If $\mathsf{E}$ is a unique encoding, then it is easy to show that $\mathsf{H'} = \mathsf{H} \circ \mathsf{E}$ is collision resistant whenever $\mathsf{H}$ is. Assume towards contradiction that there exists an efficient algorithm $\mathcal{A}$ capable of finding collisions in $\mathsf{H'}$. I.e., $\mathcal{A}$ outputs $x,x' \in D^2$ such that $x \neq x'$ and $\mathsf{H'}(x) = \mathsf{H'}(x')$. By definition of $\mathsf{H'}$ this implies that there are encodings $e := \mathsf{E}(x)$ and $e':= \mathsf{E}(x')$ such that $\mathsf{H}(e)=\mathsf{H}(e')$. And by the fact that the encoding is unique and $x \neq x'$ we have that $e \neq e'$. Therefore an algorithm $\mathcal{B}$ that simply runs $\mathcal{A}$ and encodes the outputs finds collisions in $\mathsf{H}$ with the same probability with which $\mathcal{A}$ finds collisions in $\mathsf{H'}$. Therefore, since $\mathsf{H}$ is collision resistant, so must be $\mathsf{H'}$.
It thus follows that all you need is a unique encoding of your tuples into binary strings. And as correctly observed, if all (or all but one) of the constituent parts of the tuple are of fixed length then simple concatenation is in fact a unique encoding.

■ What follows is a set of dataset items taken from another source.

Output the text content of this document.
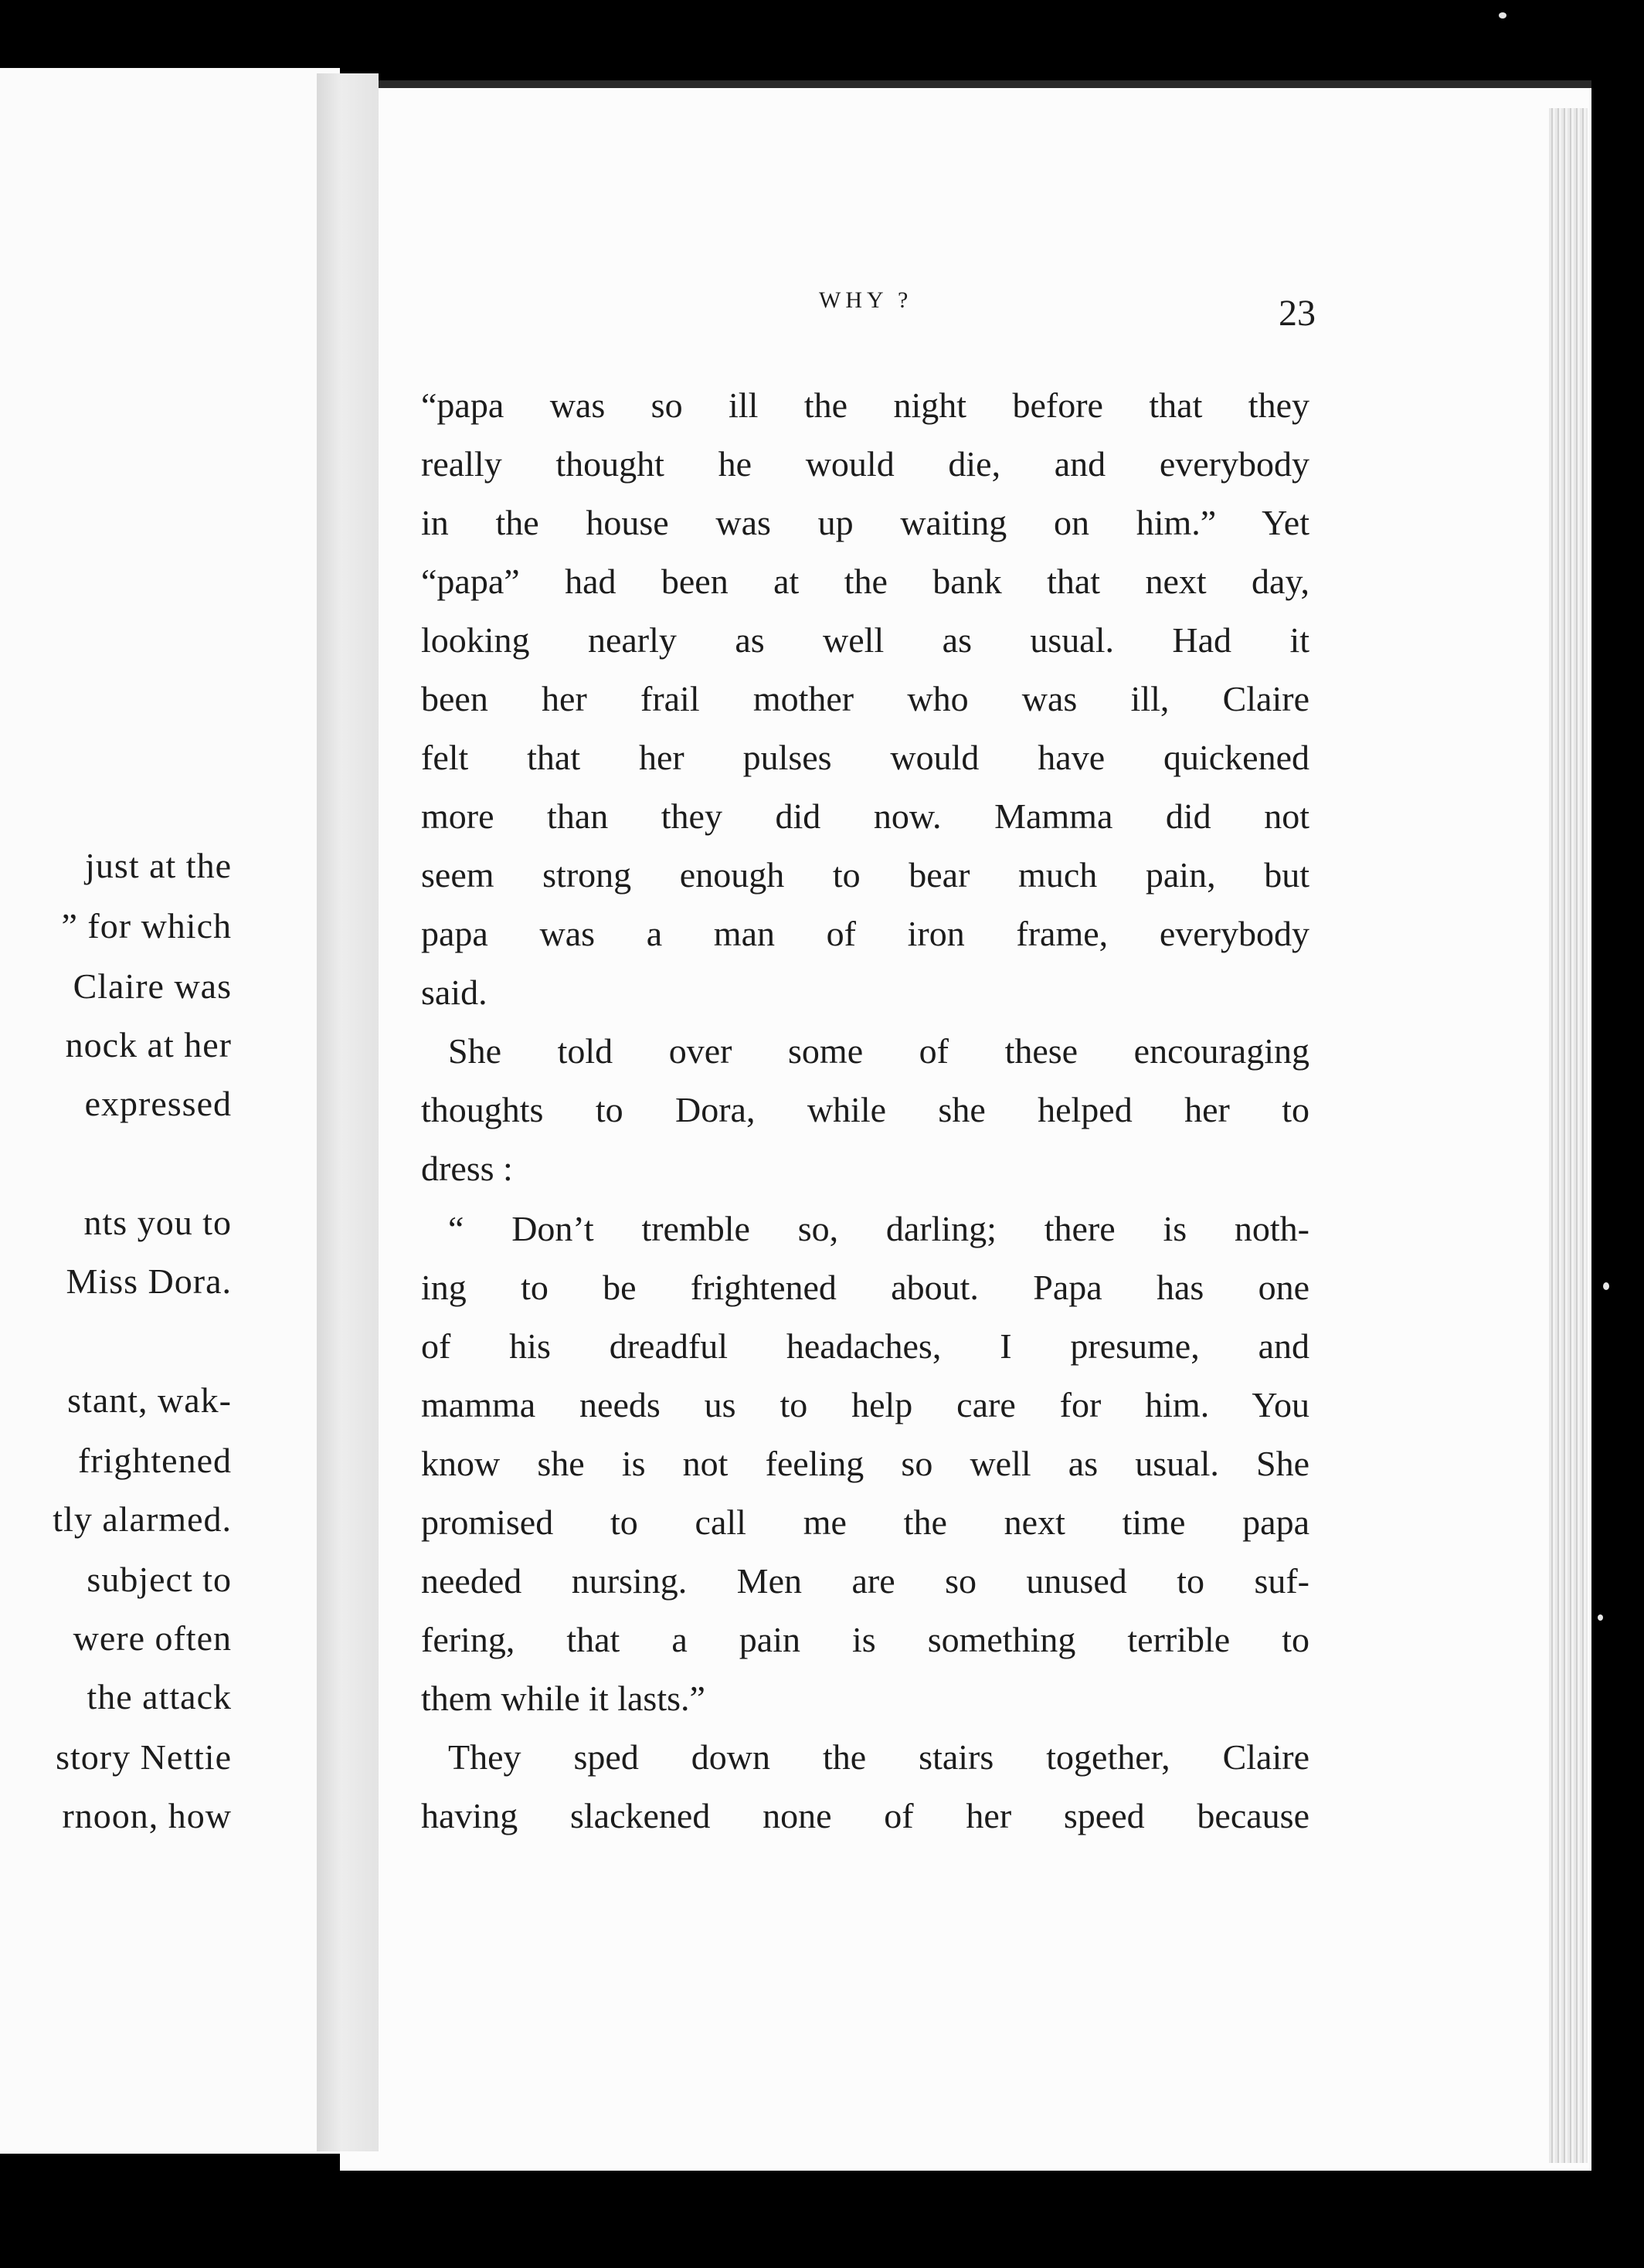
just at the
” for which
Claire was
nock at her
expressed
nts you to
Miss Dora.
stant, wak-
frightened
tly alarmed.
subject to
were often
the attack
story Nettie
rnoon, how
WHY ?	23
“papa was so ill the night before that they
really thought he would die, and everybody
in the house was up waiting on him.” Yet
“papa” had been at the bank that next day,
looking nearly as well as usual. Had it
been her frail mother who was ill, Claire
felt that her pulses would have quickened
more than they did now. Mamma did not
seem strong enough to bear much pain, but
papa was a man of iron frame, everybody
said.
She told over some of these encouraging
thoughts to Dora, while she helped her to
dress :
“ Don’t tremble so, darling; there is noth-
ing to be frightened about. Papa has one
of his dreadful headaches, I presume, and
mamma needs us to help care for him. You
know she is not feeling so well as usual. She
promised to call me the next time papa
needed nursing. Men are so unused to suf-
fering, that a pain is something terrible to
them while it lasts.”
They sped down the stairs together, Claire
having slackened none of her speed because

However, it should be stressed that this requires all participants to always check that all elements of the tuple they are encoding actually have the required length and rejecting them otherwise. This a check that is easily missed (or maybe even skipped for "efficiency").
Whereas prepending the length -- even for fixed length elements -- ensures that even unchecked malformed tuples will not be able to cause collisions.